Mr. Adams to Mr. Seward, December 25, 1862
Mr. Adams to Mr.
Seward.
London,
December 25, 1862.
Sir: I transmit herewith a copy of Lord
Russell’s note to me of the 19th instant, in reply to my representation,
dated the 20th of November, in the case of the “290.” The material
portion, consisting of the answer to the two demands which I was
instructed to make, is of course withdrawn at once from my province, and
awaits the decision of the President. But upon the collateral topics
introduced by his lordship into the discussion, I am preparing a note
explaining and re-enforcing my view, which cannot be completed in season
to send by the present opportunity. The pressure on the force of the
legation, as well as on my own time during this week, renders it
impossible to get the papers ready.
I have the honor to be, sir, your obedient servant,
Hon. William H. Seward, Secretary of State, Washington, D. C.
Earl Russell to Mr. Adams.
December 19,
1862.
Sir: I have the honor to acknowledge the
receipt of your letter of the 20th ultimo, in which, under
instructions from your government, you submit, for the consideration
of her Majesty’s government, papers confirming the truth of the
allegations which you made to me some time ago as to the intention
with which the vessel formerly known as the “290,” but now called
the Alabama, was fitted out at Liverpool, and you observe that those
allegations are now fully proved by the hostile proceedings of that
vessel since she left the United Kingdom.
You pass in review the history of the Alabama, both before and Since
she sailed from Liverpool, and you state that the facts being
admitted, they present to the consideration of all civilized
countries a series of novel questions of the gravest character. You
say that it is obviously impossible to reconcile the toleration by
any one nation of similar undertakings in its own ports to the
injury of another nation with which it is at peace with any known
theory of moral or political obligation; and you add, with some
further observations in the same sense, that the reciprocation of
such practices could only in the end lead to the utter subversion of
all security to private property upon the ocean.
You, however, say that it is by no means your desire to imply an
intention on the part of her Majesty’s government to countenance any
such idea.

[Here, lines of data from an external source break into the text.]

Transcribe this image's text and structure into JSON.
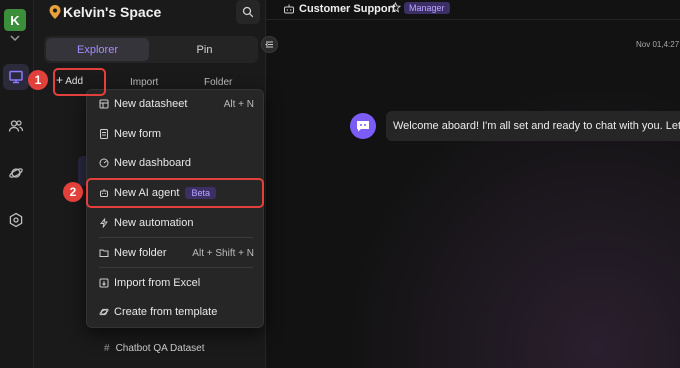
{
  "user": {
    "avatar_letter": "K"
  },
  "space": {
    "name": "Kelvin's Space"
  },
  "explorer": {
    "tabs": [
      "Explorer",
      "Pin"
    ],
    "toolbar": {
      "add": "Add",
      "import": "Import",
      "folder": "Folder"
    },
    "last_item": "Chatbot QA Dataset"
  },
  "callouts": {
    "one": "1",
    "two": "2"
  },
  "menu": {
    "items": [
      {
        "label": "New datasheet",
        "shortcut": "Alt + N",
        "icon": "datasheet-icon"
      },
      {
        "label": "New form",
        "shortcut": "",
        "icon": "form-icon"
      },
      {
        "label": "New dashboard",
        "shortcut": "",
        "icon": "dashboard-icon"
      },
      {
        "label": "New AI agent",
        "shortcut": "",
        "icon": "robot-icon",
        "badge": "Beta"
      },
      {
        "label": "New automation",
        "shortcut": "",
        "icon": "lightning-icon"
      },
      {
        "label": "New folder",
        "shortcut": "Alt + Shift + N",
        "icon": "folder-icon"
      },
      {
        "label": "Import from Excel",
        "shortcut": "",
        "icon": "excel-import-icon"
      },
      {
        "label": "Create from template",
        "shortcut": "",
        "icon": "template-icon"
      }
    ]
  },
  "chat": {
    "title": "Customer Support",
    "role": "Manager",
    "timestamp": "Nov 01,4:27",
    "message": "Welcome aboard! I'm all set and ready to chat with you. Let's h"
  },
  "colors": {
    "accent": "#7b5cf6",
    "callout": "#e2403a",
    "background": "#121212"
  }
}
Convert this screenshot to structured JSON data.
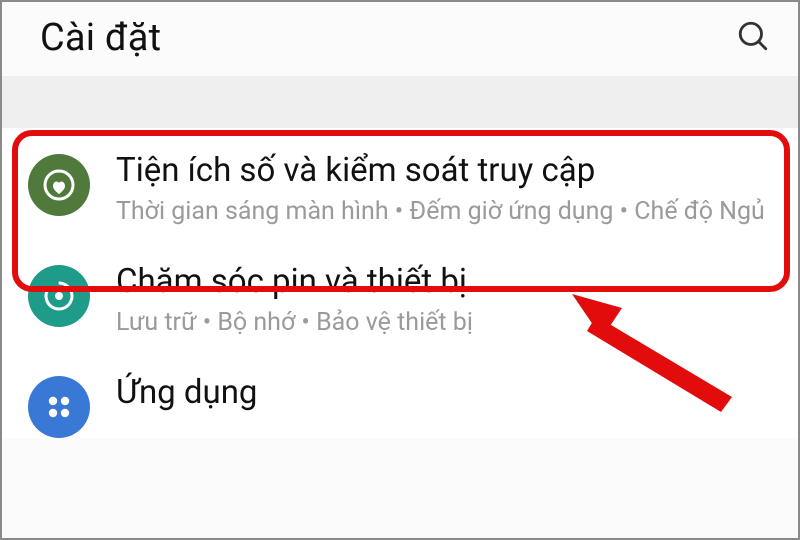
{
  "header": {
    "title": "Cài đặt"
  },
  "icons": {
    "search": "search-icon",
    "wellbeing": "wellbeing-icon",
    "care": "device-care-icon",
    "apps": "apps-icon"
  },
  "items": [
    {
      "title": "Tiện ích số và kiểm soát truy cập",
      "subtitle": "Thời gian sáng màn hình  •  Đếm giờ ứng dụng  •  Chế độ Ngủ"
    },
    {
      "title": "Chăm sóc pin và thiết bị",
      "subtitle": "Lưu trữ  •  Bộ nhớ  •  Bảo vệ thiết bị"
    },
    {
      "title": "Ứng dụng",
      "subtitle": ""
    }
  ],
  "annotation": {
    "highlight_target": "item-digital-wellbeing",
    "arrow_target": "item-digital-wellbeing",
    "highlight_color": "#e20c0c"
  }
}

You admit that you are aware of the measures adopted at a
very early date with reference to the Alabama, and of the orders
subsequently issued to detain that vessel as soon as legal opinions
were obtained—orders which it was not possible for the authorities
to execute, because, at the very moment when they were issued, the
Alabama made her escape from Liverpool.
You finally state that you have been instructed to solicit redress
for the national and private injuries sustained by the proceedings
of this vessel as well as a more effective prevention of any
repetition of them in British ports hereafter.
Before I proceed to examine the justice of these demands, it will be
convenient that I should advert to the circumstances to which you
call my attention as having occurred soon after the breaking out of
the French revolutionary war. You observe that on that occasion
remonstrances were addressed by the British government to that of
the United States respecting the fitting out of privateers in United
States ports with an intent to prey upon British commerce, and that
the demands of the British government were admitted by the United
States, and were formally recognized in the 7th article of the
treaty between the two countries of the 19th of November, 1794.
But an examination of the actual occurrences, and of the history of
that remarkable period, presents a state of facts materially
different from those relating to the Alabama.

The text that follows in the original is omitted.